Former Slovak police president and newly elected MP Tibor Gašpar has experienced a tumultuous period during the last three years. He was indicted and is still being prosecuted, but he moved up from ninth to sixth place on the back of 130 thousand preferential votes in the September election and comfortably became a member of the National Council.
You have been touted as the possible chief of the Slovak Information Service (SIS). Do you aspire to be more than "just" an MP?
The question of whether I might join another institution, such as the SIS, instead of being an MP is premature right now. Certain media outlets and opposition MPs have been spreading these ideas, and they are basing their assumptions primarily on the fact that I am seen as an expert on internal and international security in the SMER-SD political party. My whole career in the police force revolved around dealing with matters of security. I do want to keep utilizing my skillset in matters of Slovak security in service to the public.
What do you want to focus on the most in the National Council?
As stated in my response to your first question, I consider myself to be an expert on security matters, I would like to focus primarily on this area in the Parliament. I am interested in working on the Council's various committees that focus on internal and international security, and I want to contribute mainly to the drafting of legislation that affects the security of Slovakia in current conditions.
You were the police president between 2012 and 2018, you have been under prosecution since 2020, and then became an MP this year – that is quite a rollercoaster. Has the public perception of you changed?
I'll start my response to this question from the end.
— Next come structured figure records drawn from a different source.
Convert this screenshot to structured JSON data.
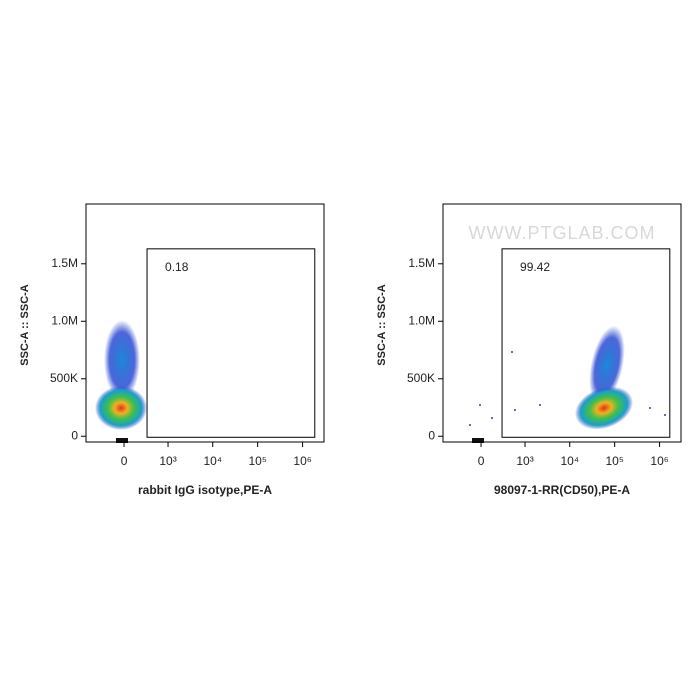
{
  "chart_data": [
    {
      "type": "flow-density",
      "xlabel": "rabbit IgG isotype,PE-A",
      "ylabel": "SSC-A :: SSC-A",
      "xscale": "biexponential",
      "xlim": [
        -730,
        3000000
      ],
      "ylim": [
        -50000,
        2020000
      ],
      "xticks": [
        0,
        {
          "value": 1000,
          "label": "10³"
        },
        {
          "value": 10000,
          "label": "10⁴"
        },
        {
          "value": 100000,
          "label": "10⁵"
        },
        {
          "value": 1000000,
          "label": "10⁶"
        }
      ],
      "yticks": [
        0,
        {
          "value": 500000,
          "label": "500K"
        },
        {
          "value": 1000000,
          "label": "1.0M"
        },
        {
          "value": 1500000,
          "label": "1.5M"
        }
      ],
      "gate": {
        "percent": 0.18,
        "x": [
          312,
          1870000
        ],
        "y": [
          -9000,
          1630000
        ]
      }
    },
    {
      "type": "flow-density",
      "xlabel": "98097-1-RR(CD50),PE-A",
      "ylabel": "SSC-A :: SSC-A",
      "watermark": "WWW.PTGLAB.COM",
      "xscale": "biexponential",
      "xlim": [
        -730,
        3000000
      ],
      "ylim": [
        -50000,
        2020000
      ],
      "xticks": [
        0,
        {
          "value": 1000,
          "label": "10³"
        },
        {
          "value": 10000,
          "label": "10⁴"
        },
        {
          "value": 100000,
          "label": "10⁵"
        },
        {
          "value": 1000000,
          "label": "10⁶"
        }
      ],
      "yticks": [
        0,
        {
          "value": 500000,
          "label": "500K"
        },
        {
          "value": 1000000,
          "label": "1.0M"
        },
        {
          "value": 1500000,
          "label": "1.5M"
        }
      ],
      "gate": {
        "percent": 99.42,
        "x": [
          275,
          1690000
        ],
        "y": [
          -9000,
          1630000
        ]
      }
    }
  ]
}
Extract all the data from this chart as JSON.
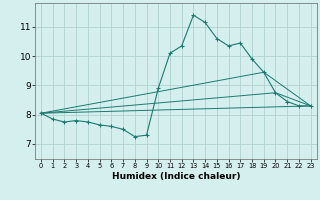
{
  "xlabel": "Humidex (Indice chaleur)",
  "ylabel": "",
  "bg_color": "#d5efef",
  "line_color": "#1a7a6e",
  "grid_color": "#b0d0d0",
  "xlim": [
    -0.5,
    23.5
  ],
  "ylim": [
    6.5,
    11.8
  ],
  "xticks": [
    0,
    1,
    2,
    3,
    4,
    5,
    6,
    7,
    8,
    9,
    10,
    11,
    12,
    13,
    14,
    15,
    16,
    17,
    18,
    19,
    20,
    21,
    22,
    23
  ],
  "yticks": [
    7,
    8,
    9,
    10,
    11
  ],
  "series": [
    [
      0,
      8.05
    ],
    [
      1,
      7.85
    ],
    [
      2,
      7.75
    ],
    [
      3,
      7.8
    ],
    [
      4,
      7.75
    ],
    [
      5,
      7.65
    ],
    [
      6,
      7.6
    ],
    [
      7,
      7.5
    ],
    [
      8,
      7.25
    ],
    [
      9,
      7.3
    ],
    [
      10,
      8.9
    ],
    [
      11,
      10.1
    ],
    [
      12,
      10.35
    ],
    [
      13,
      11.4
    ],
    [
      14,
      11.15
    ],
    [
      15,
      10.6
    ],
    [
      16,
      10.35
    ],
    [
      17,
      10.45
    ],
    [
      18,
      9.9
    ],
    [
      19,
      9.45
    ],
    [
      20,
      8.75
    ],
    [
      21,
      8.45
    ],
    [
      22,
      8.3
    ],
    [
      23,
      8.3
    ]
  ],
  "series2": [
    [
      0,
      8.05
    ],
    [
      23,
      8.3
    ]
  ],
  "series3": [
    [
      0,
      8.05
    ],
    [
      20,
      8.75
    ],
    [
      23,
      8.3
    ]
  ],
  "series4": [
    [
      0,
      8.05
    ],
    [
      19,
      9.45
    ],
    [
      23,
      8.3
    ]
  ]
}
I received more than 130 thousand preferential votes in the election, which means that a large portion of the public entrusted me with a strong mandate as well as their faith as a future MP. There was also a time, of course, when the public perception of me was manipulated chiefly by certain mainstream media outlets, which are capable of purposely discrediting someone in the eyes of the public. It was exactly the biased approach of certain media outlets as well as acts of deliberate criminalization that made me want to keep working in public affairs and doing my best to ensure that such things never happen to other Slovak citizens. I must say in the same breath, however, that I was also displeased with the direction that Slovakia was taking under the leadership of the incumbent government. I care about what the lives of my children and grandchildren will be like.
How is the criminal case against you going?
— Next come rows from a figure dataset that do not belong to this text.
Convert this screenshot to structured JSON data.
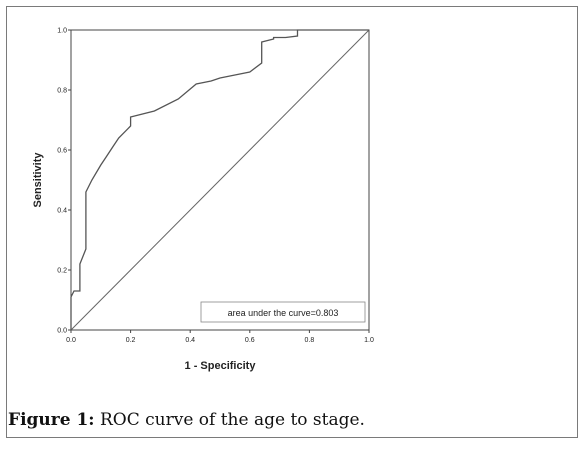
{
  "caption": {
    "label": "Figure 1:",
    "text": " ROC curve of the age to stage."
  },
  "chart_data": {
    "type": "line",
    "title": "",
    "xlabel": "1 - Specificity",
    "ylabel": "Sensitivity",
    "xlim": [
      0.0,
      1.0
    ],
    "ylim": [
      0.0,
      1.0
    ],
    "x_ticks": [
      "0.0",
      "0.2",
      "0.4",
      "0.6",
      "0.8",
      "1.0"
    ],
    "y_ticks": [
      "0.0",
      "0.2",
      "0.4",
      "0.6",
      "0.8",
      "1.0"
    ],
    "grid": false,
    "annotation": "area under the curve=0.803",
    "annotation_position": "bottom-right",
    "series": [
      {
        "x": [
          0.0,
          0.0,
          0.01,
          0.03,
          0.03,
          0.05,
          0.05,
          0.07,
          0.1,
          0.12,
          0.14,
          0.16,
          0.2,
          0.2,
          0.28,
          0.36,
          0.42,
          0.47,
          0.5,
          0.55,
          0.6,
          0.64,
          0.64,
          0.68,
          0.68,
          0.72,
          0.76,
          0.76,
          0.78,
          1.0
        ],
        "y": [
          0.0,
          0.11,
          0.13,
          0.13,
          0.22,
          0.27,
          0.46,
          0.5,
          0.55,
          0.58,
          0.61,
          0.64,
          0.68,
          0.71,
          0.73,
          0.77,
          0.82,
          0.83,
          0.84,
          0.85,
          0.86,
          0.89,
          0.96,
          0.97,
          0.975,
          0.975,
          0.98,
          1.0,
          1.0,
          1.0
        ]
      },
      {
        "x": [
          0.0,
          1.0
        ],
        "y": [
          0.0,
          1.0
        ]
      }
    ],
    "line_color": "#555555"
  }
}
A judge from the Specialized Criminal Court, who was assigned to investigate the charges against me filed by a prosecutor from the Special Prosecutor's Office in late 2021, is currently deciding on the next steps in the proceedings. There is a wide array of evidence proving that the entire prosecution process was conducted by biased law enforcement bodies who had tampered with cooperating witnesses. It was partly based on this evidence that – after becoming familiar with the criminal file, and in order to maintain a fair and just process – the SCC judge appealed to the Slovak Constitutional Court to rule on whether two specific laws do not contradict one another. However, the appeal was overruled by the Senate of the Supreme Court. I am waiting to see how things develop and I am prepared to defend my innocence by lawful means.
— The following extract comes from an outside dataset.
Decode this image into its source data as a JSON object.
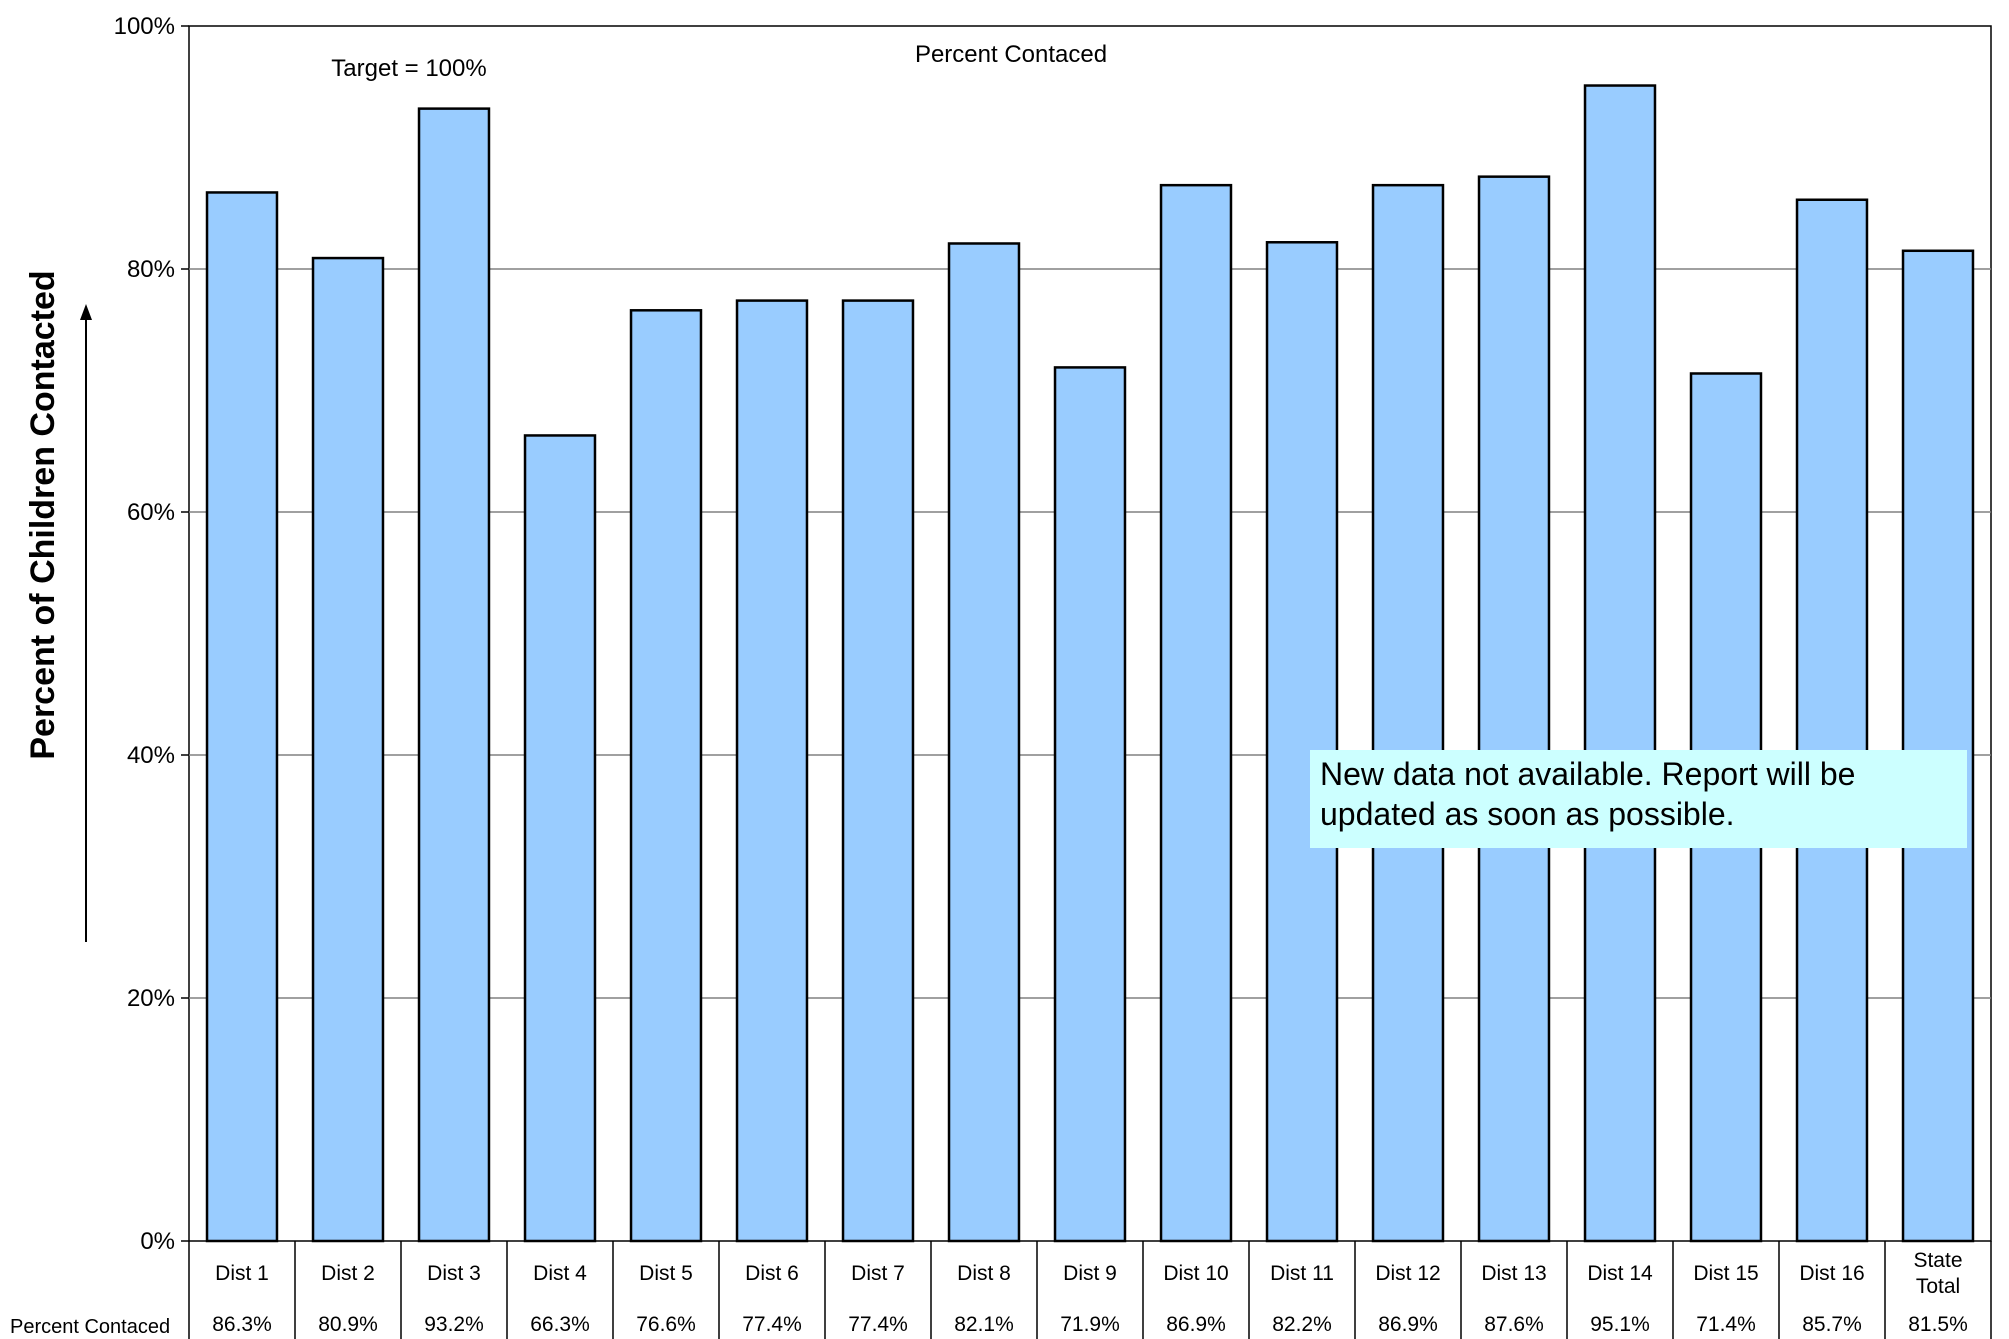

One could say that you've experienced police work from both sides. How do you feel about the current state of the Slovak police force and justice system?
A part of the Slovak police force, specifically the National Crime Agency (NAKA in Slovak – a specialized nationwide agency fighting serious crime) has been politicized and has taken orders from the ranks of politicians to criminalize opposition party members, specifically from the SMER-SD party. This has been happening on the watch of certain SPO prosecutors by way of manipulated criminal proceedings. All of that needs to change, and we need to bring back the rule of law into these law enforcement agencies.
Tibor Gašpar (born April 23, 1962, in Kežmarok) is a former police president and newly elected member of the National Council of the Slovak Republic, where he has been appointed chairman of the Defense and Security Committee.
In 1987, he graduated from the Comenius University Bratislava Faculty of Physical Education. He started working as a primary school teacher in Nitra and then as a lecturer at the Constantine the Philosopher University Nitra Faculty of Education.
He joined the police force in 1993, which is when he also enrolled at the Academy of the Police Force in Bratislava. He started as a detective, working his way up to deputy chief of the Nitra Police Force Regional Office and director of the Bureau of Judicial and Criminal Police in Nitra (2003–2005).
In 2005, he became the director of the Anti-Corruption Bureau and, three years later, was promoted to the rank of general. In May 2012, he was named president of the Slovak Police Force, which is a position he held until 2018. He then spent a little under a year as an advisor to the minister of interior at the time Denisa Saková.
In November 2020, he was indicted under the "Purgatory" case; the prosecution is still ongoing. Gašpar was co-opted into the NC SR in the September election.